The Notes and related guarantees will not be registered under the Securities
Act, or any state securities laws, and unless so registered, may not be offered
or sold in the United States except pursuant to an exemption from the
registration requirements of the Securities Act and applicable state securities
laws. This Current Report on Form 8-K is neither an offer to sell nor a
solicitation of an offer to buy the Notes or any other securities and shall not
constitute an offer, solicitation or sale in any jurisdiction in which such
offer, solicitation or sale would be unlawful.
On January 8, 2021, the Company issued a press release to announce the pricing
of the Notes.
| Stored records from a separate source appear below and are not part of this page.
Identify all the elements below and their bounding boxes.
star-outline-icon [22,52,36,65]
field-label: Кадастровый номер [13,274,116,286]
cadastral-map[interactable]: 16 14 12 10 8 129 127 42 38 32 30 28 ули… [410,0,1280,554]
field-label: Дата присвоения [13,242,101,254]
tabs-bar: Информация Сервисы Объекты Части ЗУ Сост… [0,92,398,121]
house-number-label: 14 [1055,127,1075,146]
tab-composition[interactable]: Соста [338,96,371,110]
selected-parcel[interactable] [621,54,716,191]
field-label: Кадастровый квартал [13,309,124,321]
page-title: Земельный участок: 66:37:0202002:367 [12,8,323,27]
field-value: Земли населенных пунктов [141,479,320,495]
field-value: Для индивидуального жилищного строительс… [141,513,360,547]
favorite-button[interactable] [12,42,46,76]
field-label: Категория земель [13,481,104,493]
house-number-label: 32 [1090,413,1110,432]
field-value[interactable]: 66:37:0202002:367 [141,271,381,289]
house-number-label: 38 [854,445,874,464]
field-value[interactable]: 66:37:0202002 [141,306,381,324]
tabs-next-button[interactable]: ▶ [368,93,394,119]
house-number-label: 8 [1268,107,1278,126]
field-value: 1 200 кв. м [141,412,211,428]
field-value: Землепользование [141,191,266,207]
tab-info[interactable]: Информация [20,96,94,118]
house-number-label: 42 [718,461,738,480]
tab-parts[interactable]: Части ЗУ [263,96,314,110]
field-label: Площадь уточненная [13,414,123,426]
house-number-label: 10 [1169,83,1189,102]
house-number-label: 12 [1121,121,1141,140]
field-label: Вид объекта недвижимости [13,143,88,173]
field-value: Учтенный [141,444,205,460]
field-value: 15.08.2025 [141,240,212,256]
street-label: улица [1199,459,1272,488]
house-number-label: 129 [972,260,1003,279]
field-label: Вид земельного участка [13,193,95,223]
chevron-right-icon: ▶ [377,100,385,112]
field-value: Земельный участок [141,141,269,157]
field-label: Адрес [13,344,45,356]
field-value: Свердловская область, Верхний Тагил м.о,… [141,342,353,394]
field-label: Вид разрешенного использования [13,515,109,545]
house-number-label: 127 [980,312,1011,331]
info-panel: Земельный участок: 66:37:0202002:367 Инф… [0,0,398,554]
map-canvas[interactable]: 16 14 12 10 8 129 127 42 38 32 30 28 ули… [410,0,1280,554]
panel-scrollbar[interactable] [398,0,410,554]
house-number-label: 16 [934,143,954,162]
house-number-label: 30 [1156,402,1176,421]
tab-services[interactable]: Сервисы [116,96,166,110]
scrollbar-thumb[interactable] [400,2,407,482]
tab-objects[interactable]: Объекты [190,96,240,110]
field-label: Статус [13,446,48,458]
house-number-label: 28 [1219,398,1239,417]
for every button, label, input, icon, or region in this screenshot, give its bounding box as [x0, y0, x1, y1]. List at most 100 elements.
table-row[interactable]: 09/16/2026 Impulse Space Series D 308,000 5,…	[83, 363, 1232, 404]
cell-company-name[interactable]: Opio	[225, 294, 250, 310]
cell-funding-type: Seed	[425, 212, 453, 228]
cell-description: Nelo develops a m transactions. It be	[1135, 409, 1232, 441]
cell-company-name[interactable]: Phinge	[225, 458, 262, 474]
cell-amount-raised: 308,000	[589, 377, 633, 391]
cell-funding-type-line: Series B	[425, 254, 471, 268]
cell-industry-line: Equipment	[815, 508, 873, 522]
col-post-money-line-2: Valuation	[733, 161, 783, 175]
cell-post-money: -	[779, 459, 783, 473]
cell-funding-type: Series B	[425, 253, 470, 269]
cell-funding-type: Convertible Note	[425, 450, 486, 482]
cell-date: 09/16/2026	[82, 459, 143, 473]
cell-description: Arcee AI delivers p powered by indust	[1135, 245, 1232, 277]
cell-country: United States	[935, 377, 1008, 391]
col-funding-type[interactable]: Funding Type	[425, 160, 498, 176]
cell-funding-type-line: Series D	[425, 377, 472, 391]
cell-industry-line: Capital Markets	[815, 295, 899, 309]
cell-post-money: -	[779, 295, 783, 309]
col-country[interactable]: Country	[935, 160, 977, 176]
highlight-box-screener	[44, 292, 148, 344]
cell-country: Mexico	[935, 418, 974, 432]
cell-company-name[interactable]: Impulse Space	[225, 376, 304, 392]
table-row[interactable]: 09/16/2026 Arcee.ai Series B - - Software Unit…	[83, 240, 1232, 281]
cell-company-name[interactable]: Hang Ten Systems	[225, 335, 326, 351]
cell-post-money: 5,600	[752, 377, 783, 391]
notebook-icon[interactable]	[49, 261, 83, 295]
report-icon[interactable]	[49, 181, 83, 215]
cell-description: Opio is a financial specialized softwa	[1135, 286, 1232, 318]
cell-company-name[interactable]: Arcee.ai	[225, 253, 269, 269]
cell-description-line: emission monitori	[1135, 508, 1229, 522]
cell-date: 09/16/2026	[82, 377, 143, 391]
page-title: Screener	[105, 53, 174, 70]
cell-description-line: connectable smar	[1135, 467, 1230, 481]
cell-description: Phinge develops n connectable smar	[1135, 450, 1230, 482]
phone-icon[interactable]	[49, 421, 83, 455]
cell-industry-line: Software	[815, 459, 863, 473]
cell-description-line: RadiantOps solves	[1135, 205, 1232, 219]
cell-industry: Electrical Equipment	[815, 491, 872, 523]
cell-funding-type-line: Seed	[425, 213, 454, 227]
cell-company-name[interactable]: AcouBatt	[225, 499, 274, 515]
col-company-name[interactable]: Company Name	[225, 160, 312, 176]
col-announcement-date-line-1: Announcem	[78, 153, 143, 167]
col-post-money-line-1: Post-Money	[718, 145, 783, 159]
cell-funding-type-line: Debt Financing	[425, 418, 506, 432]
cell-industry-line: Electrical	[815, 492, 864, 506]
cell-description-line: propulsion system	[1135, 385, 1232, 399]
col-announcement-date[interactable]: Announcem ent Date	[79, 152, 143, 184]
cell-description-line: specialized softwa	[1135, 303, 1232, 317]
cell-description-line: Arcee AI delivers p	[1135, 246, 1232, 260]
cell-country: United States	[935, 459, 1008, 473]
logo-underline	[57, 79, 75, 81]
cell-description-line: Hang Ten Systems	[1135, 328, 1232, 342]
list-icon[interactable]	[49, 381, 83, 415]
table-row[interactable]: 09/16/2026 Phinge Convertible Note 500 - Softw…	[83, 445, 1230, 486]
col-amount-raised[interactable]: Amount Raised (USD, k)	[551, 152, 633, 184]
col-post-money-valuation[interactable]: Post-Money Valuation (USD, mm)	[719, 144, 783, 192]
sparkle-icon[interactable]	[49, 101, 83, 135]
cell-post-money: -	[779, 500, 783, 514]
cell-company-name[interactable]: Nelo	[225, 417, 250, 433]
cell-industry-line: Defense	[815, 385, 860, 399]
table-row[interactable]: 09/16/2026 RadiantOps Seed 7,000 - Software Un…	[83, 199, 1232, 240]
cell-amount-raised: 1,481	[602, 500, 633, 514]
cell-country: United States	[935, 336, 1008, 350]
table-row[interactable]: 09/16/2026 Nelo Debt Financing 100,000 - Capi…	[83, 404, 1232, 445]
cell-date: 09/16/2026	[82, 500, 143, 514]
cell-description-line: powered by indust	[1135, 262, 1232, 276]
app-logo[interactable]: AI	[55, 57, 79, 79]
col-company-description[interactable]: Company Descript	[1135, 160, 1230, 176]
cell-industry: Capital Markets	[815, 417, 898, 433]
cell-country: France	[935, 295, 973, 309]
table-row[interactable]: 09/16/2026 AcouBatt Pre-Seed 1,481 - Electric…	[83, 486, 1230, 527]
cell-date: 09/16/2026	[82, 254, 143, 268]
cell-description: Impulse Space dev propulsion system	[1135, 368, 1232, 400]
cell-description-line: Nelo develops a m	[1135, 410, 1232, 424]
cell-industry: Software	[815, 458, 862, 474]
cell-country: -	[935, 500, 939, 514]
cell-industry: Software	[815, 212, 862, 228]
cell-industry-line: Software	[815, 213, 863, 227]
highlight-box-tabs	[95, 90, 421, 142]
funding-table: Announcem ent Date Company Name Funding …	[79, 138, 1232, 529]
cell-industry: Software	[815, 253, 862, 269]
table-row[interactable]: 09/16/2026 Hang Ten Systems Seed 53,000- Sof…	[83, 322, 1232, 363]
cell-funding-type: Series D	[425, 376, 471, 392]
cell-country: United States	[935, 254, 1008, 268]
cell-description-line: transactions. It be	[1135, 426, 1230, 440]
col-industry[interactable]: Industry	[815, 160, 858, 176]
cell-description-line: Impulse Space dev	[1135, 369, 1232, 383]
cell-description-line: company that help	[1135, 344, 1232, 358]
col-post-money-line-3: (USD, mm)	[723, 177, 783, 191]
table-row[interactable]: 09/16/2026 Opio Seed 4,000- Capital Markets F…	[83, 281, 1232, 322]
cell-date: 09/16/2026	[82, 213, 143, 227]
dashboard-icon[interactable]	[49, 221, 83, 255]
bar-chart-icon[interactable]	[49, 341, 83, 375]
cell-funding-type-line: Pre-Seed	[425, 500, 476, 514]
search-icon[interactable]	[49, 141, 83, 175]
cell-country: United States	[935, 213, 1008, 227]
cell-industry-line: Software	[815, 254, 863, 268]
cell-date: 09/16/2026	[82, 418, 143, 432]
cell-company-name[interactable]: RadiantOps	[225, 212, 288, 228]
A copy of the press release is filed as Exhibit 99.1 hereto and is
incorporated herein by reference.
Forward-Looking Statements

Forward-looking statements in this Form 8-K regarding the Notes Offer and all other statements that are not historical facts, are made under the safe harbor provisions of the Private Securities Litigation Reform Act of 1995. These statements are based on assumptions believed by the Company to be reasonable and speak only as of the date on which such statements are made. Without limiting the generality of the foregoing, words such as "expect," "believe," "anticipate," "intend," "plan," "project," "will" or "estimate," or the negative or other variations thereof or comparable terminology are intended to identify forward-looking statements. Except as required by law, the Company undertakes no obligation to update such statements to reflect events or circumstances arising after such date and cautions investors not to place undue reliance on any such forward-looking statements. Forward-looking statements involve risks and uncertainties that could cause actual results to differ materially from those described in the statements based on a number of factors, including but not limited to the following: the extent of the impact of the COVID-19 global pandemic or any other epidemic, disease outbreak, or public health emergency, including the duration, spread, severity, and any recurrence of the COVID-19 pandemic, the duration and scope of related government orders and restrictions, the impact on our employees, economic, public health, and political conditions that impact consumer confidence and spending, including the impact of COVID-19 and other health epidemics or pandemics on the global economy; the rapidly evolving nature of the COVID-19 pandemic and related containment measures, including changes in unemployment rate; the impact of political protests and curfews imposed by state and local governments; the cost and availability of capital or credit facility borrowings; the ability to obtain equity financing; general market conditions; the adequacy of cash flows or available debt resources to fund operations; and other risk factors described from time to time in the Company's Form 10-K, Form 10-Q, and Form 8-K reports (including all amendments to those reports).

Item 9.01. Financial Statements and Exhibits

(d) Exhibits The following exhibits are filed as part of this report: Exhibit No. Description

99.1 Press release of Urban One, Inc., dated January 8, 2021.